You learn something new everyday
For instance, I didn’t know this was going on:
Here’s an example that I think is particular egregious: The discrimination in favor of religious parents and against irreligious ones, or in favor of more religious parents and against less religious ones, in child custody cases, on the theory that it’s in the child’s “best interests” (that’s the relevant legal test) to be raised with a religious education.

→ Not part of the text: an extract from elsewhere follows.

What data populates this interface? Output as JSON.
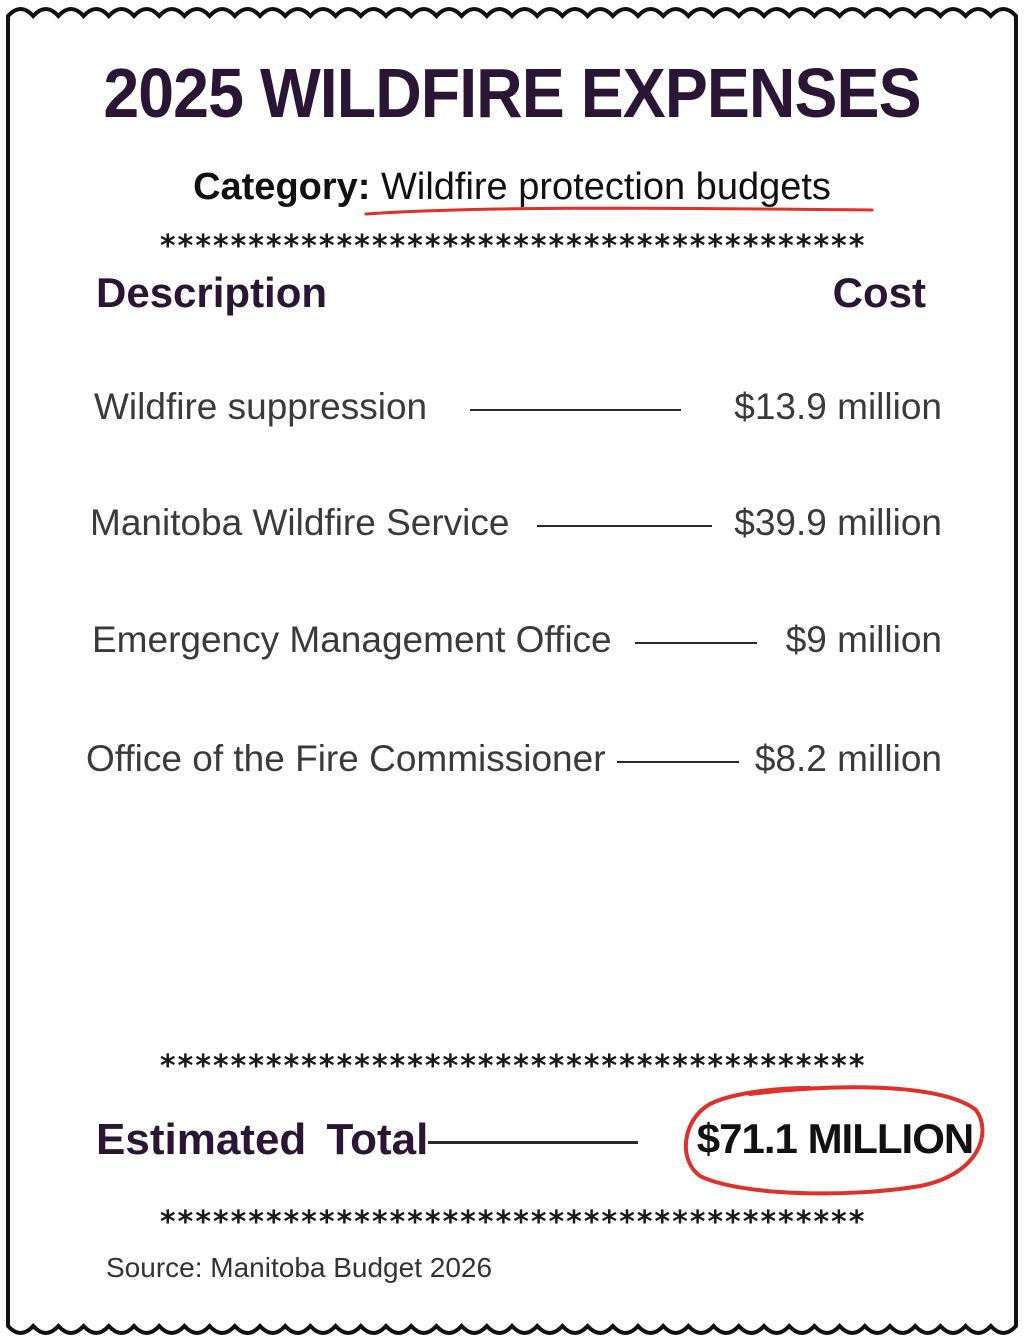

Mississippi is the most serious offender, though I’ve seen cases since 1990 in Arkansas, Louisiana, Michigan, Minnesota, Pennsylvania, South Carolina, South Dakota, and Texas; there are similar cases in 1970s Iowa, Nebraska, North Carolina, and New York. (I give cites below.) In 2001, for instance, the Mississippi Supreme Court upheld an order giving a mother custody partly because she took the child to church more often than the father did, thus providing a better “future religious example.” In 2000, it ordered a father to take the child to church each week, as a Mississippi court ordered in 2000, reasoning that “it is certainly to the best interests of [the child] to receive regular and systematic spiritual training.”
That’s just lovely.
That’s just shocking. Forgive my ignorance as a non-American, but isn’t this a rather blatant violation of the Establishment Clause of the First Amendment?
Yes, it is. I can’t even blame it on the South with states like Minnesota and Michigan in there.
Ordered the parent to take the child to church? WTF? There are other religions than Christianity and some people are non-religious. It’s such a violation of rights.